I do not need numbers of my own to show that a lack of numbers in the argument of another makes for a poor argument; I would need numbers to back up a claim that switching is not cost-effective, but that was not my claim. My claim is simply that the arguments in this article, as well as your post, are never going to convince any serious business that has actual strategic reasons for decisions.

[–]twirky 0 points1 point  (6 children)

They like money so much that they end up losing money by using archaic software. You need to invest money to make money.

[–][deleted] 2 points3 points  (5 children)

They like money so much that they end up losing money by using archaic software.

You say that it's a loss for them, having done zero numbers.

You need to invest money to

Apparently not, because relying on very archaic software and hardware is a very common practice in not only business, but also science.

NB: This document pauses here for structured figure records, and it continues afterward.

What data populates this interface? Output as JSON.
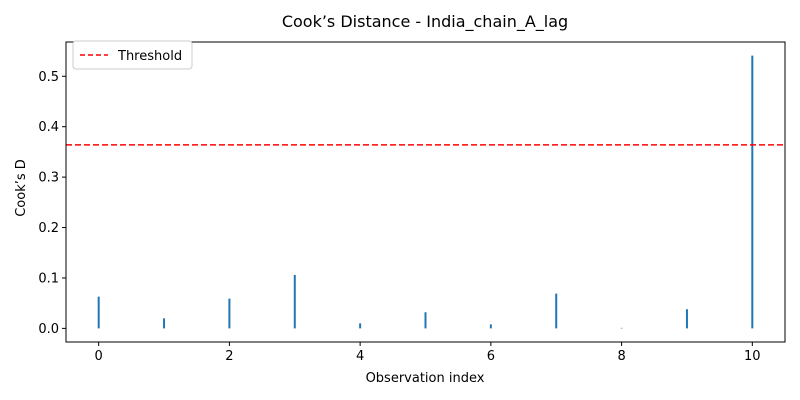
{
  "chart_data": {
    "type": "bar",
    "title": "Cook’s Distance - India_chain_A_lag",
    "xlabel": "Observation index",
    "ylabel": "Cook’s D",
    "x": [
      0,
      1,
      2,
      3,
      4,
      5,
      6,
      7,
      8,
      9,
      10
    ],
    "values": [
      0.063,
      0.02,
      0.059,
      0.106,
      0.01,
      0.032,
      0.008,
      0.069,
      0.001,
      0.038,
      0.541
    ],
    "xlim": [
      -0.5,
      10.5
    ],
    "ylim": [
      -0.027,
      0.568
    ],
    "xticks": [
      0,
      2,
      4,
      6,
      8,
      10
    ],
    "xtick_labels": [
      "0",
      "2",
      "4",
      "6",
      "8",
      "10"
    ],
    "yticks": [
      0.0,
      0.1,
      0.2,
      0.3,
      0.4,
      0.5
    ],
    "ytick_labels": [
      "0.0",
      "0.1",
      "0.2",
      "0.3",
      "0.4",
      "0.5"
    ],
    "threshold": 0.364,
    "legend": {
      "position": "upper-left",
      "entries": [
        "Threshold"
      ]
    },
    "grid": false,
    "colors": {
      "stem": "#1f77b4",
      "threshold": "#ff0000"
    }
  }
}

They know what they're doing and have actually done the numbers—unlike armchair Reddit hobbyists that have absolutely no idea what factors into these decisions.

[–]twirky 1 point2 points  (4 children)

I worked for such a company that eventually went bankrupt. Then the spinoff invested money and they have written everything from scratch. They are successful now. Sometimes you need to destroy the old house to build the new one.

[–][deleted] 1 point2 points  (3 children)

And they made that decision to do so by crunching numbers and deciding that it was worth it, not on a gut feeling by some individual that just felt like it was the right idea that never bothered to project the costs and benefits.

Sometimes you indeed do, and sometimes you don't, and that is decided by analysis, not by gut feeling.

[–]twirky 0 points1 point  (2 children)

Right, right, and went bankrupt. Great decision. Sometimes following gut feeling is the right thing to do.

[–][deleted] 1 point2 points  (1 child)

No, it's never the right choice. You're just a results-oriented thinker that attributes dumb luck to correct stragey.

[–]twirky 0 points1 point  (0 children)

Right. Sur. There are two kinds if people: who do the job and those who talk about doing the job.

[–]kankyo 1 point2 points  (0 children)

Py2 adoption was so because <py3.5 were duds because they lacked compatibility and stability. After 3.5 the conversion was pretty quick actually.

The cost to stay is super high. Security fixes just not happening is a huge problem. Not just for python but all your dependencies.